Die Notwendigkeit, durch abdominale haptische Untersuchung die geburtshilflich relevanten Informationen zu erhalten und sich in der Durchführung der Leopoldschen Hangriffe zu spezialisieren, zeigt sich besonders in Situationen, in denen technische Medizingeräte nicht oder nur selten zum Einsatz kommen. Hohe Kosten und aufwändige Wartung sowie die Abhängigkeit von einer zuverlässigen Stromversorgung begrenzen den Einsatz eines Ultraschallgerätes während der Geburt in zahlreichen Krankenhäusern außerhalb Europas und der westlichen Welt.
Gerade in sogenannten „Entwicklungsländern“ ist es wichtig, das Handwerk zu beherrschen, da diagnostische Geräte nicht immer zu Verfügung stehen.

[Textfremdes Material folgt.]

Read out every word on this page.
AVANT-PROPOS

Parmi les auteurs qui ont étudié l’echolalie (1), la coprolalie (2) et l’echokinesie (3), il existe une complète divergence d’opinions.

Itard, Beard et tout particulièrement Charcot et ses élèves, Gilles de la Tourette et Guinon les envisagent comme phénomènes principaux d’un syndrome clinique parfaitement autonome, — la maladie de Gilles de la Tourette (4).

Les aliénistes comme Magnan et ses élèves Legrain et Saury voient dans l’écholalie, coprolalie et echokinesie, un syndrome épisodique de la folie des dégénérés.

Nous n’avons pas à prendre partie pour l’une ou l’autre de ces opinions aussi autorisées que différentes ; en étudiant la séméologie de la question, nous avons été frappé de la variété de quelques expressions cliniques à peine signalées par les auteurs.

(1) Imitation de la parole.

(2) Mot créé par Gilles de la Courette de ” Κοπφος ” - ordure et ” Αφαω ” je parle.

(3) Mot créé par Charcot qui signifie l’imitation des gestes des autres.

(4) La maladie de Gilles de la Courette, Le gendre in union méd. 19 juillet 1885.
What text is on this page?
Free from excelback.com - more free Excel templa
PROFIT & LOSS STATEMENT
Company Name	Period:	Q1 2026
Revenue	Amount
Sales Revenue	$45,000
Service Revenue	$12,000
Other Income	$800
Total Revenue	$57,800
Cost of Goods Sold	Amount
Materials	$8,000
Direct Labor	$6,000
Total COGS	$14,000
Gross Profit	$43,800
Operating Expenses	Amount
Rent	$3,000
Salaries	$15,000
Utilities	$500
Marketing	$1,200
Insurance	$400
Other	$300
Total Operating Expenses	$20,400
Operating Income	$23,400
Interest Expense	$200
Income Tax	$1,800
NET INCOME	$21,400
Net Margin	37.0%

Um dort eine professionelle Basisgesundheitsversorgung garantieren zu können, müssen Hebammen und Entbindungspfleger die Aufnahmeuntersuchung und die dazu gehörige haptische abdominale Untersuchung so durchführen, dass sie alle geburtshilflich relevanten Faktoren erfassen. Die mangelhafte Versorgung und Durchführung der Schwangerschaftsvorsorge, wie sie in diesen Ländern üblich ist, konfrontiert Hebammen mit Aufnahmen schwangerer Frauen, deren Schwangerschaftsalter und -verlauf völlig unbekannt sind. Regelwidrige, manchmal über Tage andauernde Geburtsverläufe sowie sprachliche Barrieren sind die großen Herausforderungen.